East is East (Theatre Royal, Brighton)
I remember seeing a really good play with that great actor Alec McCowen (who was born in Tunbridge Wells, where I went shopping only the other day) in which he played Rudyard Kipling. I think the play was called Kipling, which was a strange coincidence.
By some chance I went to Bateman’s a few weeks ago to see where Mr Kipling wrote (he wasn’t the same man who made the exceedingly good cakes, that was another Mr Kipling) and I was reminded of his wonderful poetry, including The Ballad of East and West which contained the line, “East is east and west is west and never the twain shall meet.”
That poem spawned two memorable classics: first the TV series Never the Twain, starring Donald Sinden (best known for Two’s Company on TV opposite Elaine Stritch) and Windsor Davies (best known for It Ain’t Half Hot, Mum); second the play and later film East Is East which has now been revived and stars Pauline McLynn (probably best known for starring in Jam and Jerusalem on TV).

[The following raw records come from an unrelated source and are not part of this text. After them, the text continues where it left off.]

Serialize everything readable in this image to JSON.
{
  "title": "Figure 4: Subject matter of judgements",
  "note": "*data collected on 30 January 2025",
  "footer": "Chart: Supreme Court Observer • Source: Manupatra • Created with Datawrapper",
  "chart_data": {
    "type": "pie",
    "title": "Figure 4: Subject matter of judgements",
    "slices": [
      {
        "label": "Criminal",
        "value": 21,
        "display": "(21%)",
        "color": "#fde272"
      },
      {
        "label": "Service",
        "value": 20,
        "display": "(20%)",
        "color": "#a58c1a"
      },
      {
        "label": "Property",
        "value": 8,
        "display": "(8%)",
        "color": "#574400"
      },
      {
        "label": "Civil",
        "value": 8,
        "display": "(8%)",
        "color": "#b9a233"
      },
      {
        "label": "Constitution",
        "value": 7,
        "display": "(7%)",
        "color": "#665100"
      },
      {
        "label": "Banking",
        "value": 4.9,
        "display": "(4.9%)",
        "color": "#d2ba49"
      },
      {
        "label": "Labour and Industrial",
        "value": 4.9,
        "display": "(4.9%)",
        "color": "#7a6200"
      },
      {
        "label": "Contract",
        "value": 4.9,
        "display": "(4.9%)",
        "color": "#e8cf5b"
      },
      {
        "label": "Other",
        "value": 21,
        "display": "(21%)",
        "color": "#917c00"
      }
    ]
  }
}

It is a really good play about a Pakistani from Pakistan who is married to an English woman with different accents and they have lots of children. They have seven children but we only see six of them because the eldest has already gone off to be “a pansy hairdresser” or something like that. I didn’t quite catch the line as I was paying attention to a strawberry mivvi I had in my handbag and was hoping it wouldn’t melt before the interval.
Pauline McLynn plays mum Ella (not Cinderella, as this isn’t a pantomime) and she can often be found smoking and making tea, which I thought was really funny as she used to make tea a lot when she played the housekeeper in that documentary about Catholic priests living on an island.
Writer Ayub Khan Din was inspired to write this play by his own home life, which was quite interesting. I wonder what happened to him after the play? I think someone must have gone off to lead a revolt in East and West Pakistan as you kept on hearing about it in the play, but I don’t think it was him because he became an art student. Although it was the students who led the unimportant revolution in Les Miserables (which I saw with Alfie Boe with a beard), so I suppose you never can be too sure.
Simon Nagra (who is one of several people in the cast who has appeared in Eastenders on TV) played the father. He owned a fish and chip shop in Salford and got really angry with everyone if there were too many mushy peas left over at the end of the day or if people put too much salt and vinegar on their chips. In one scene he was so cross he didn’t even drink the half cup of tea that had been made for him, which I thought was rather rude. His name was Genghis Khan in the play, but I don’t think this was actually an updated version of the life of the real Genghis Khan (who founded the Mongol Empire and became its emperor and who married someone called Borte after she was kidnapped by Meerkats), unless I really did miss something important in the programme.
I really like Pauline McLynn as an actress. I last saw her in a play called The Knight of the Burning Pestle, which was a bit rude and in which she appeared alongside Phil Daniels, and I remember thinking how funny it was as they were both in Eastenders but didn’t refer to it once, which just goes to show how professional they are. It was an odd experience going to that theatre, which is next to the Globe in London, as most of the lighting was provided by candles and I remember being anxious that all the lights had gone out, as they did when I went to see Black Coffee starring Robert Powell (best known for playing Jesus on TV). They hadn’t, of course, but I’m sure the Agatha Christie theatre company wished they HAD had candles to hand as they could have used them rather than having to send everyone home early.
The young actors playing the Khan children were really good. I expect a lot of them have appeared in Eastenders but I haven’t really watched that since Angie Watts left, as I prefer Coronation Street. When I go to the theatre I record Corrie so I can watch it later, usually when I get home and while I am enjoying a Bournvita and a couple of HobNobs.
I expect Mr Kipling would be exceedingly surprised that a line from one of his best-known poems (which also include Gunga Din, Mandalay, and If) had gone on to be the title for a play such as East is East. By the sort of strange coincidence that can only happen in the theatre, Robert Powell did a one-man show about Kipling not long ago, but fortunately the lights stayed on throughout the entire performance!